Vale a pena lembrar que este foi um trabalho comercialmente arriscado para Audrey Hepburn, numa altura em que a sua imagem estava muito ligada a determinados papéis de glamour, como aqueles em que o próprio Stanley Donen a dirigiu antes [Funny Face (Cinderela em Paris, 1957) e e Charade (Charada, 1963)]. Por isso Albert Finney, alheio a esse universo, teve aqui uma importante influência secreta… Durante a rodagem eles mantiveram um discreto romance e esse romance desbloquearia em Audrey uma franqueza especial. Ela era ao mesmo tempo a mulher-criança que a definia e a mulher endurecida pelo caminho do casamento. Algo que encontra verdadeira correspondência em Finney, que consegue ser o mais vivaço e divertido dos homens, mas igualmente o mais ácido e arrogante. É nessa duplicidade que está a plenitude da sua interpretação em Two for the Road, tal como se vê, de modo exemplar, naquele momento (das imagens acima) em que ele abraça Audrey numa intensa e comovente reconciliação, e de repente lhe lança a frase explosiva “Are you sure you remember which one I am?”, fazendo tudo desmoronar para o tom mais negro, que logo se inverte de novo quando ele corre atrás dela, arrependido. Finney é aqui um artista das emoções desordenadas, um operário do mecanismo dramático (não por acaso, qual metáfora, o vemos duas vezes deitado debaixo de carros a consertar alguma coisa) e um corpo com uma vibração a meio caminho entre a centelha dos clássicos e a garra moderna dos angry young men.
Inês N. Lourenço
Recebo a notícia da morte de Albert Finney com surpresa. Confesso que na minha cabeça Finney tinha morrido pouco tempo depois daquele pungente final do derradeiro filme de Sidney Lumet, Before the Devil Knows You’re Dead (Antes que o Diabo Saiba que Morreste, 2007). Lembro-me de escrever sobre o fade final em que vemos um envelhecido Finney a afastar-se de nós, solitário e quebradiço. Escrevi: “Os seus passos finais, em direcção ‘à luz’, são a mais difícil admissão no Paraíso.” Vi nessa imagem o fim de Lumet, que naquele filme encontrava um alter ego na personagem de Finney. Lumet morreria pouco depois. Ora, na minha cabeça Finney tinha partido também.
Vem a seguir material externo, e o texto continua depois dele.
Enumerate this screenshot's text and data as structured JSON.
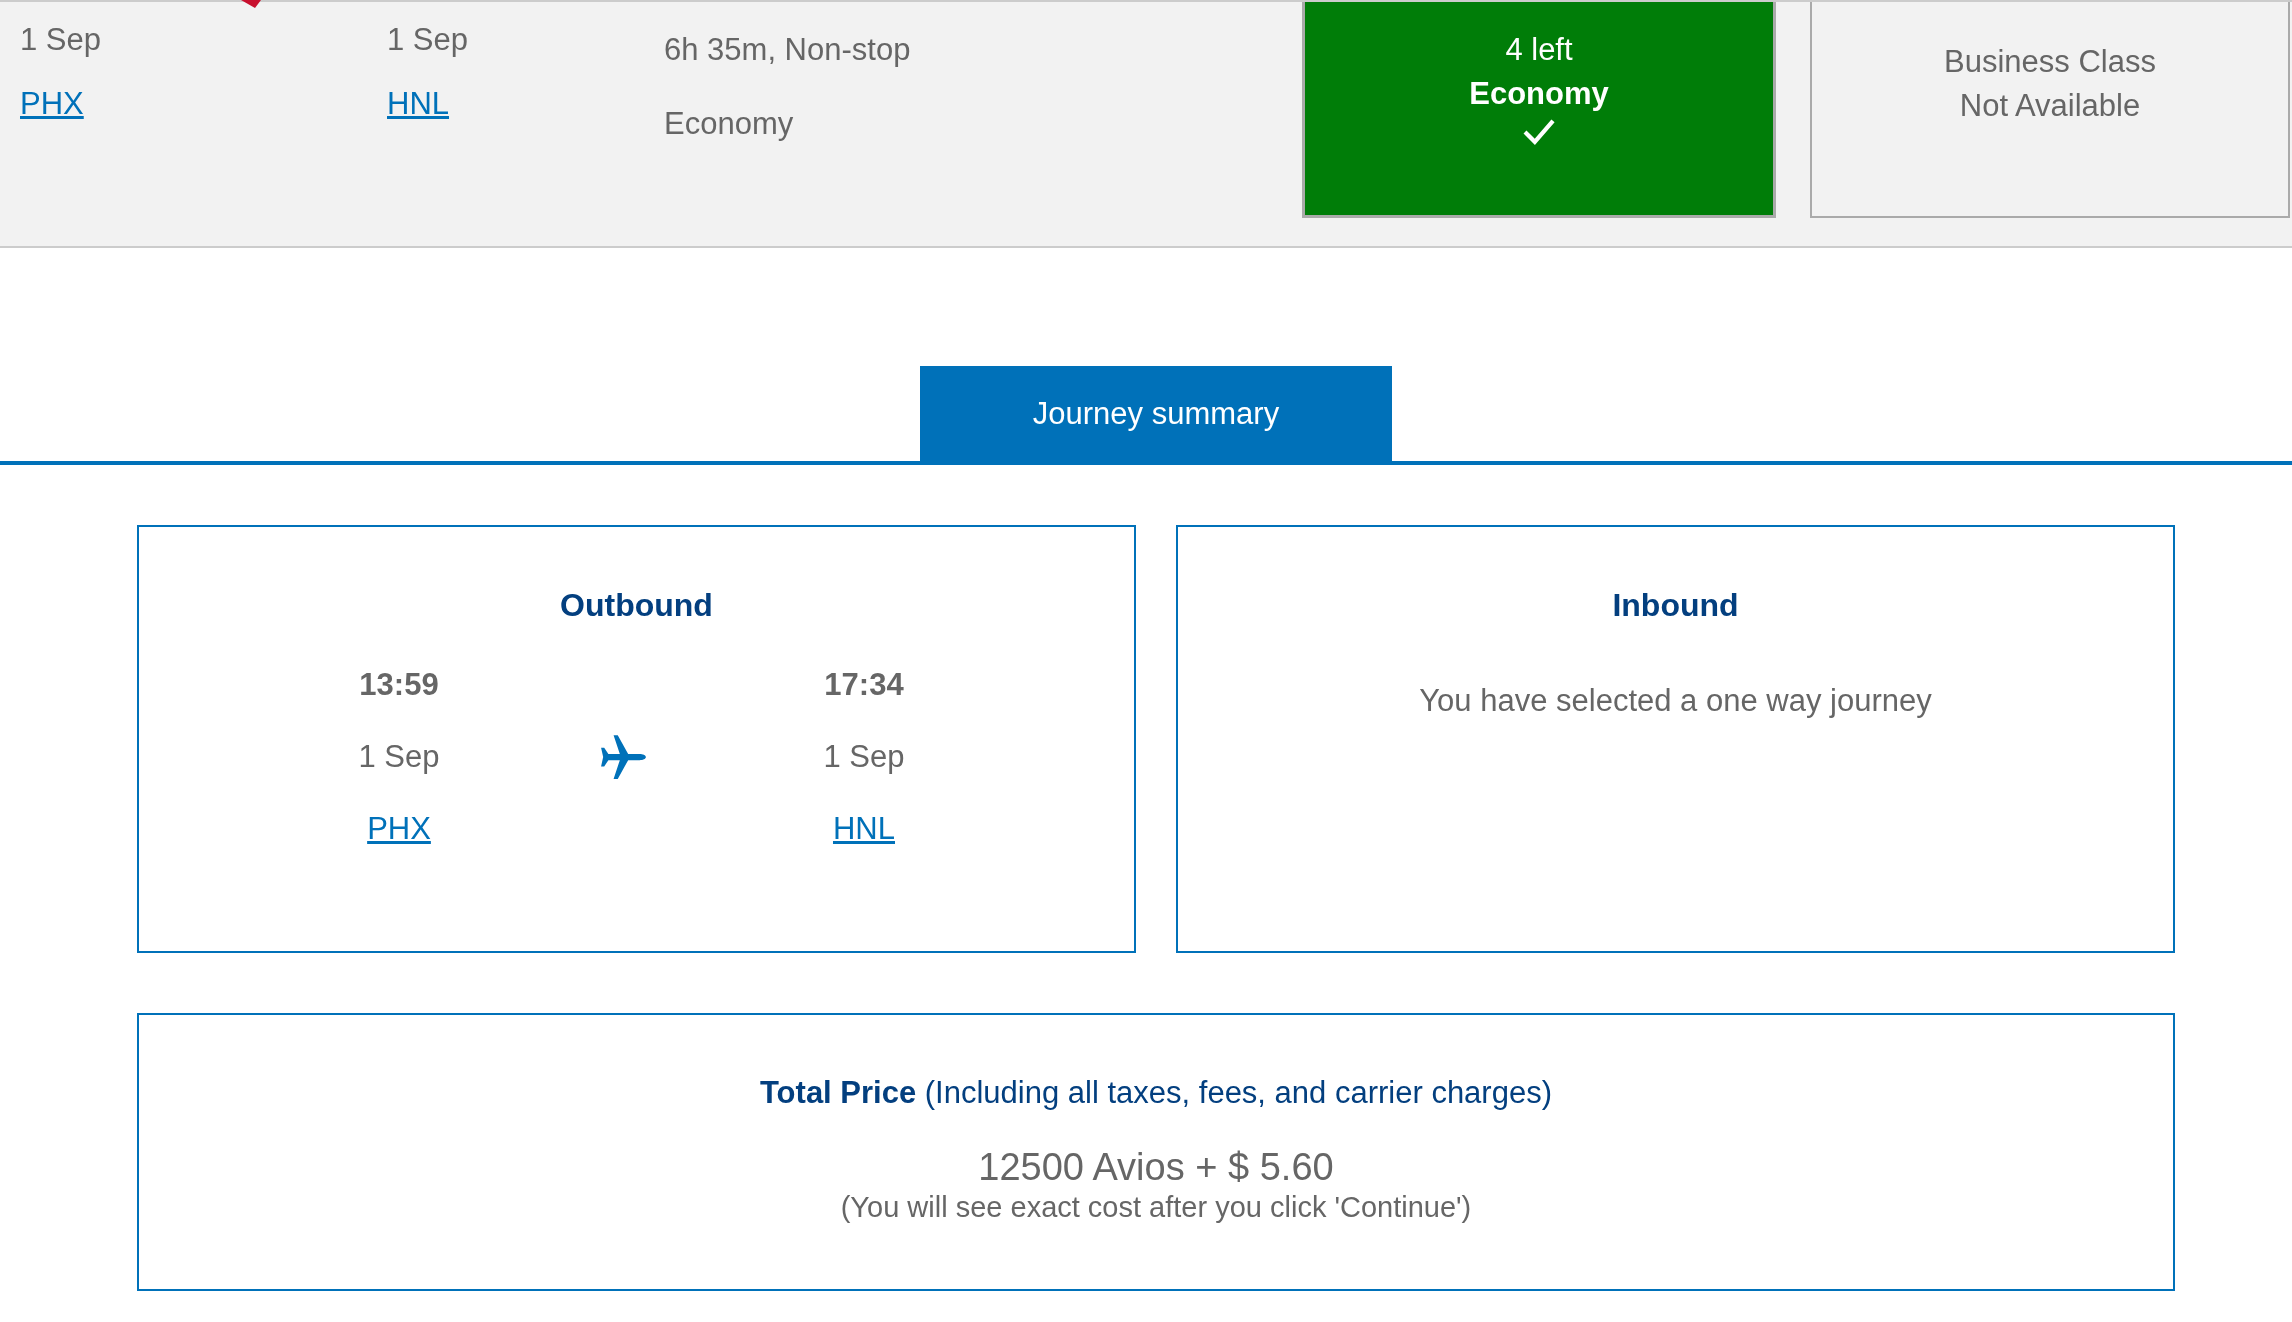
{
  "flight": {
    "departure": {
      "date": "1 Sep",
      "airport": "PHX"
    },
    "arrival": {
      "date": "1 Sep",
      "airport": "HNL"
    },
    "duration": "6h 35m, Non-stop",
    "cabin": "Economy"
  },
  "fares": [
    {
      "kind": "available",
      "availability": "4 left",
      "cabin": "Economy",
      "selected": true
    },
    {
      "kind": "unavailable",
      "cabin": "Business Class",
      "status": "Not Available",
      "selected": false
    }
  ],
  "summary_tab": {
    "label": "Journey summary",
    "selected": true
  },
  "outbound": {
    "title": "Outbound",
    "departure": {
      "time": "13:59",
      "date": "1 Sep",
      "airport": "PHX"
    },
    "arrival": {
      "time": "17:34",
      "date": "1 Sep",
      "airport": "HNL"
    }
  },
  "inbound": {
    "title": "Inbound",
    "message": "You have selected a one way journey"
  },
  "total": {
    "label": "**Total Price** (Including all taxes, fees, and carrier charges)",
    "price": "12500 Avios + $ 5.60",
    "note": "(You will see exact cost after you click 'Continue')"
  }
}
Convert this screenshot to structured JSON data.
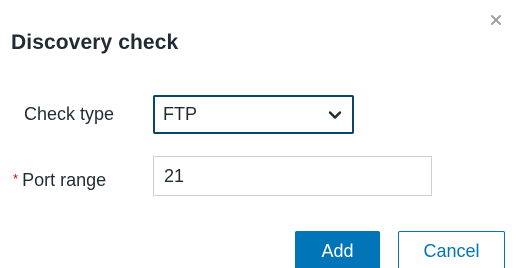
{
  "dialog": {
    "title": "Discovery check",
    "close_icon": "close-icon"
  },
  "form": {
    "check_type": {
      "label": "Check type",
      "selected": "FTP",
      "icon": "chevron-down-icon"
    },
    "port_range": {
      "required_marker": "*",
      "label": "Port range",
      "value": "21"
    }
  },
  "buttons": {
    "add_label": "Add",
    "cancel_label": "Cancel"
  },
  "colors": {
    "primary": "#0275b8",
    "select_border": "#0a466a",
    "required": "#d40000",
    "text": "#1f2c33"
  }
}
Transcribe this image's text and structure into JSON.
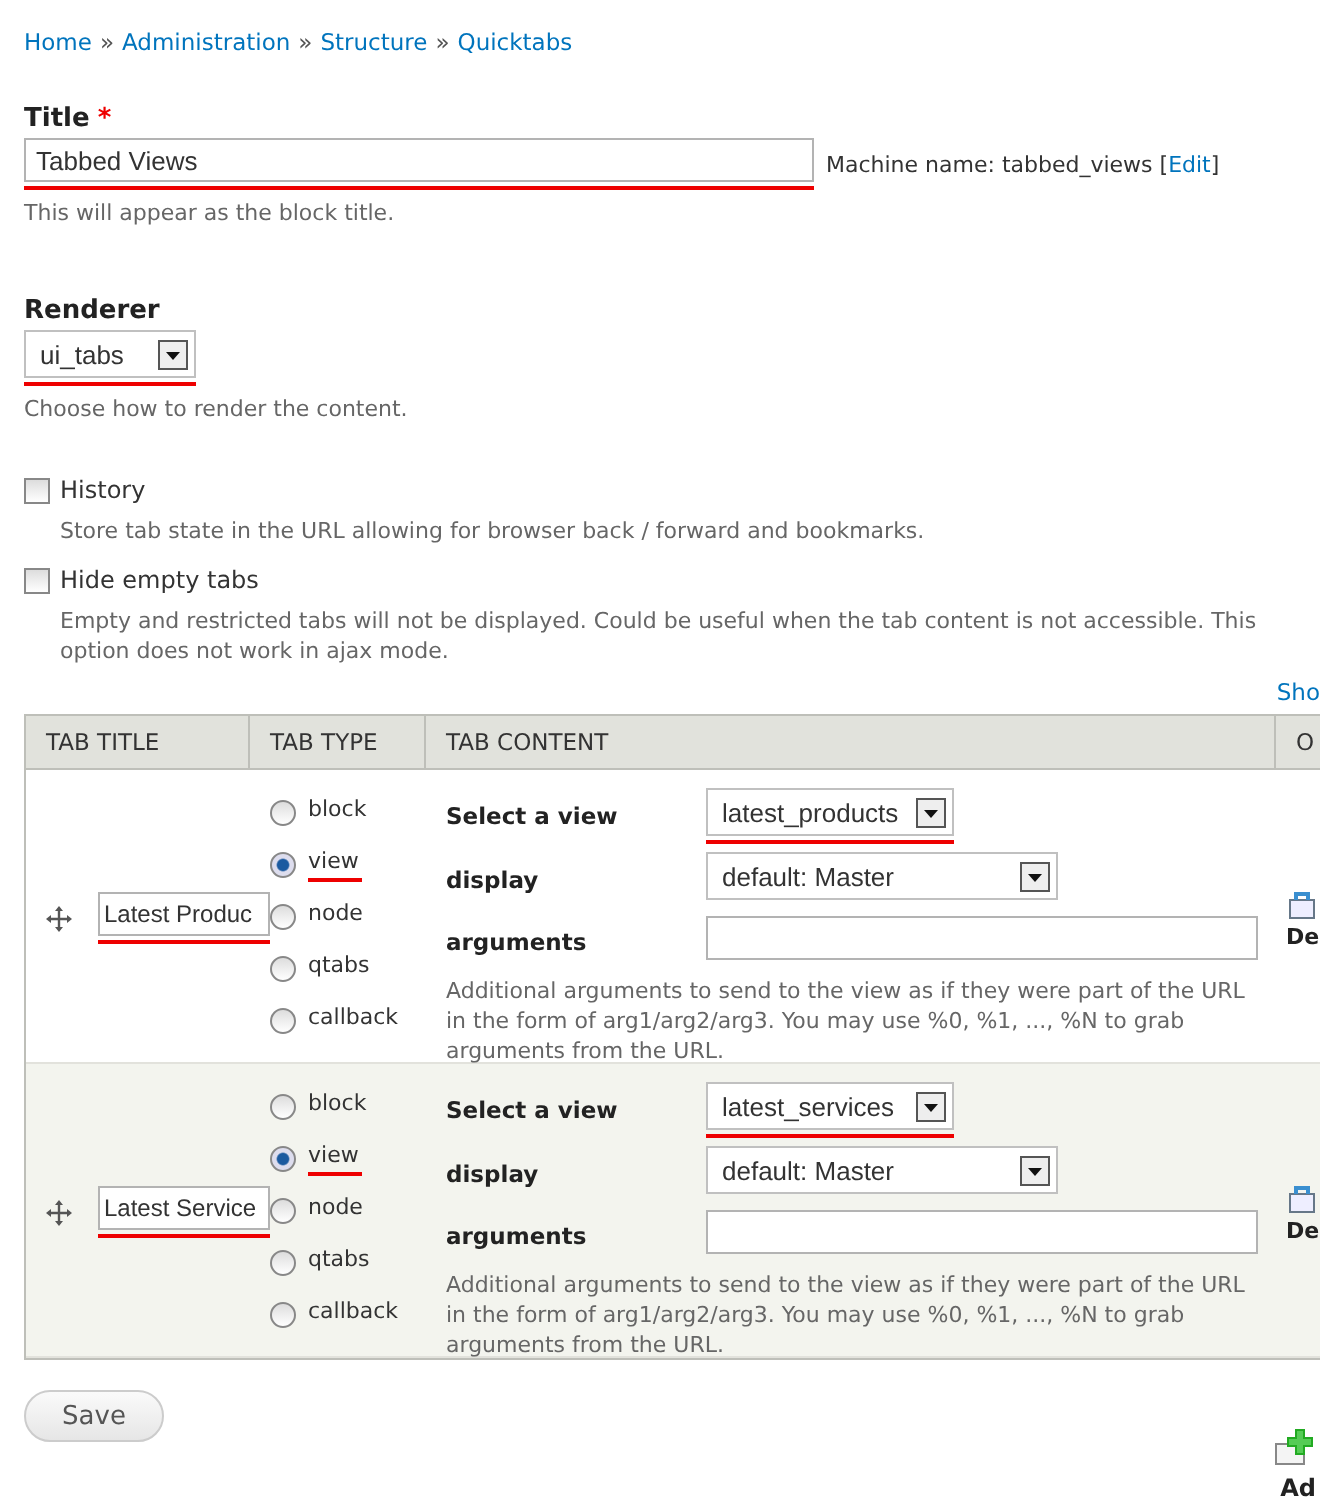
{
  "breadcrumb": [
    "Home",
    "Administration",
    "Structure",
    "Quicktabs"
  ],
  "breadcrumb_separator": "»",
  "title_field": {
    "label": "Title",
    "required_mark": "*",
    "value": "Tabbed Views",
    "underlined": true,
    "machine_name": "Machine name: tabbed_views [",
    "edit_link": "Edit",
    "close_bracket": "]",
    "description": "This will appear as the block title."
  },
  "renderer": {
    "label": "Renderer",
    "value": "ui_tabs",
    "underlined": true,
    "description": "Choose how to render the content."
  },
  "options": [
    {
      "label": "History",
      "checked": false,
      "description": "Store tab state in the URL allowing for browser back / forward and bookmarks."
    },
    {
      "label": "Hide empty tabs",
      "checked": false,
      "description": "Empty and restricted tabs will not be displayed. Could be useful when the tab content is not accessible. This option does not work in ajax mode."
    }
  ],
  "show_link": "Sho",
  "table": {
    "columns": [
      "TAB TITLE",
      "TAB TYPE",
      "TAB CONTENT",
      "O"
    ],
    "rows": [
      {
        "title": "Latest Produc",
        "title_underlined": true,
        "striped": false,
        "types": [
          {
            "label": "block",
            "selected": false,
            "underlined": false
          },
          {
            "label": "view",
            "selected": true,
            "underlined": true
          },
          {
            "label": "node",
            "selected": false,
            "underlined": false
          },
          {
            "label": "qtabs",
            "selected": false,
            "underlined": false
          },
          {
            "label": "callback",
            "selected": false,
            "underlined": false
          }
        ],
        "fields": [
          {
            "label": "Select a view",
            "kind": "select",
            "value": "latest_products",
            "underlined": true,
            "wide": false
          },
          {
            "label": "display",
            "kind": "select",
            "value": "default: Master",
            "underlined": false,
            "wide": true
          },
          {
            "label": "arguments",
            "kind": "text",
            "underlined": false,
            "wide": true
          }
        ],
        "help": "Additional arguments to send to the view as if they were part of the URL in the form of arg1/arg2/arg3. You may use %0, %1, ..., %N to grab arguments from the URL.",
        "operation": "De"
      },
      {
        "title": "Latest Service",
        "title_underlined": true,
        "striped": true,
        "types": [
          {
            "label": "block",
            "selected": false,
            "underlined": false
          },
          {
            "label": "view",
            "selected": true,
            "underlined": true
          },
          {
            "label": "node",
            "selected": false,
            "underlined": false
          },
          {
            "label": "qtabs",
            "selected": false,
            "underlined": false
          },
          {
            "label": "callback",
            "selected": false,
            "underlined": false
          }
        ],
        "fields": [
          {
            "label": "Select a view",
            "kind": "select",
            "value": "latest_services",
            "underlined": true,
            "wide": false
          },
          {
            "label": "display",
            "kind": "select",
            "value": "default: Master",
            "underlined": false,
            "wide": true
          },
          {
            "label": "arguments",
            "kind": "text",
            "underlined": false,
            "wide": true
          }
        ],
        "help": "Additional arguments to send to the view as if they were part of the URL in the form of arg1/arg2/arg3. You may use %0, %1, ..., %N to grab arguments from the URL.",
        "operation": "De"
      }
    ]
  },
  "save_button": "Save",
  "add_link": "Ad"
}
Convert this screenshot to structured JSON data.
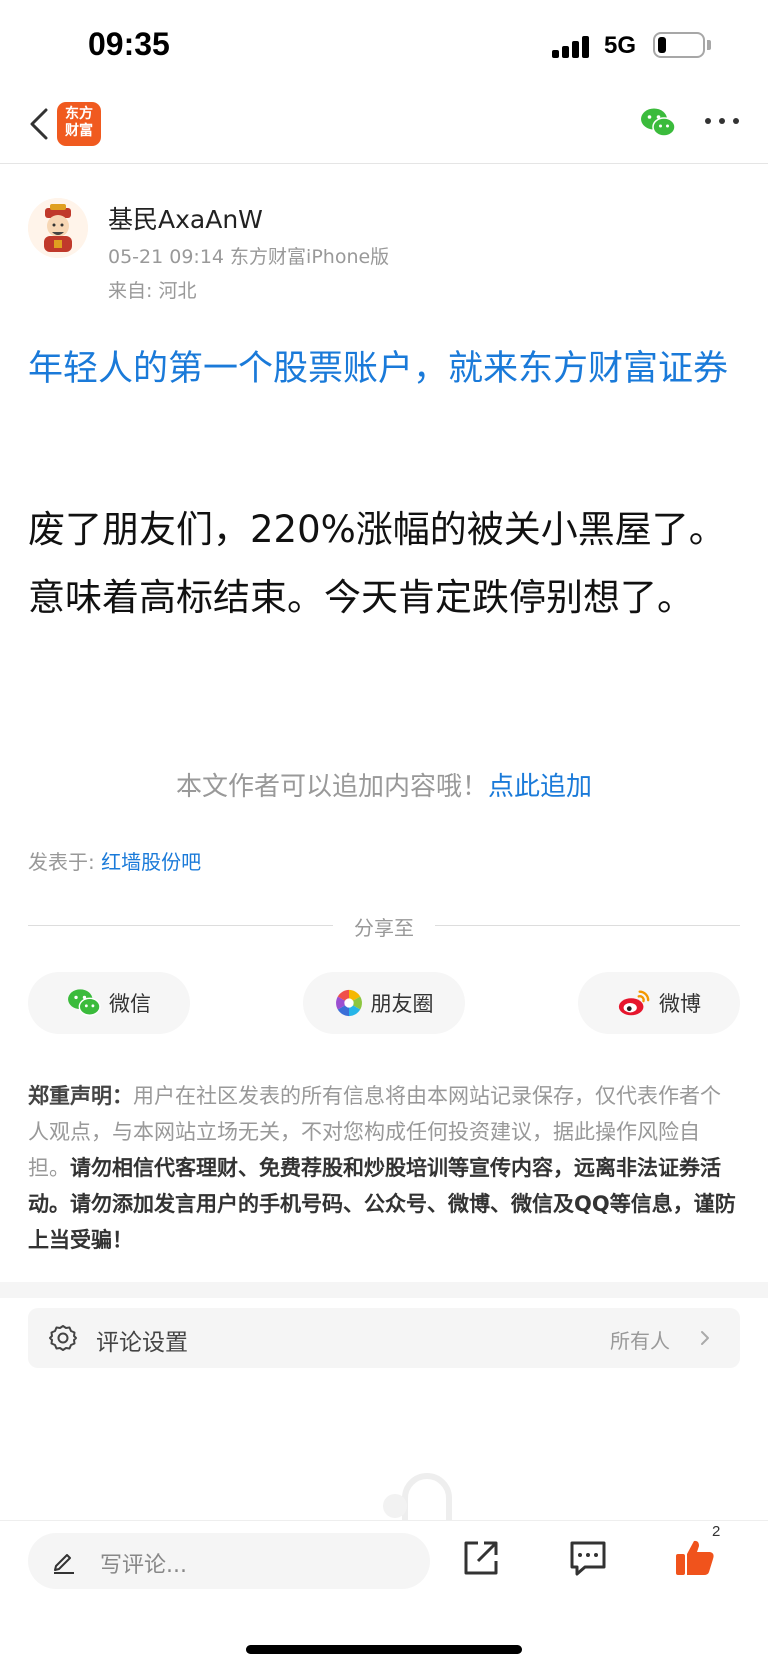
{
  "status_bar": {
    "time": "09:35",
    "network": "5G"
  },
  "nav": {
    "logo_text": "东方财富",
    "wechat_icon": "wechat-icon",
    "more_icon": "more-dots-icon",
    "back_icon": "chevron-left-icon"
  },
  "author": {
    "name": "基民AxaAnW",
    "meta": "05-21 09:14 东方财富iPhone版",
    "location": "来自: 河北"
  },
  "ad_title": "年轻人的第一个股票账户，就来东方财富证券",
  "post_body": "废了朋友们，220%涨幅的被关小黑屋了。意味着高标结束。今天肯定跌停别想了。",
  "append": {
    "text": "本文作者可以追加内容哦！",
    "link": "点此追加"
  },
  "posted_in": {
    "label": "发表于:",
    "bar_name": "红墙股份吧"
  },
  "share": {
    "title": "分享至",
    "buttons": [
      {
        "label": "微信",
        "icon": "wechat-icon"
      },
      {
        "label": "朋友圈",
        "icon": "moments-icon"
      },
      {
        "label": "微博",
        "icon": "weibo-icon"
      }
    ]
  },
  "disclaimer": {
    "heading": "郑重声明：",
    "normal": "用户在社区发表的所有信息将由本网站记录保存，仅代表作者个人观点，与本网站立场无关，不对您构成任何投资建议，据此操作风险自担。",
    "bold": "请勿相信代客理财、免费荐股和炒股培训等宣传内容，远离非法证券活动。请勿添加发言用户的手机号码、公众号、微博、微信及QQ等信息，谨防上当受骗！"
  },
  "comment_settings": {
    "label": "评论设置",
    "value": "所有人",
    "icon": "gear-icon"
  },
  "bottom_bar": {
    "comment_placeholder": "写评论...",
    "share_icon": "share-external-icon",
    "comment_icon": "comment-icon",
    "like_icon": "thumbs-up-icon",
    "like_count": "2"
  },
  "colors": {
    "accent_blue": "#1a7ad9",
    "brand_orange": "#f05a1f",
    "like_orange": "#f0531c"
  }
}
A grande actuação de Finney? A escolha não é propriamente fácil, sobretudo porque me ficou para sempre na retina o seu angry young man de Saturday Night and Sunday Morning (Sábado à Noite, Domingo de Manhã, 1960), um dos primeiros grandes papéis da sua carreira. Não sei bem o que faz um grande actor, mas em Finney, pelo menos para mim, talvez seja esta energia que está sempre pronta a irromper. O filme de John Huston que aqui trago, Under the Volcano (Debaixo do Vulcão, 1984), está cheio dessa energia, mas, desta feita, sem a vitalidade ou frescura daquele filme de Karel Reisz. Um consul inglês numa localidade do México passa os dias a perambular e a beber, num venenoso e infernal fare niente que neste filme anda de mãos dadas com as celebrações do Dia dos Mortos. Em transe, cheio de suor na pele e álcool no sangue, “dançando sobre o precipício”, Finney pisa o risco do profano e lança uma gargalhada à cara da Morte.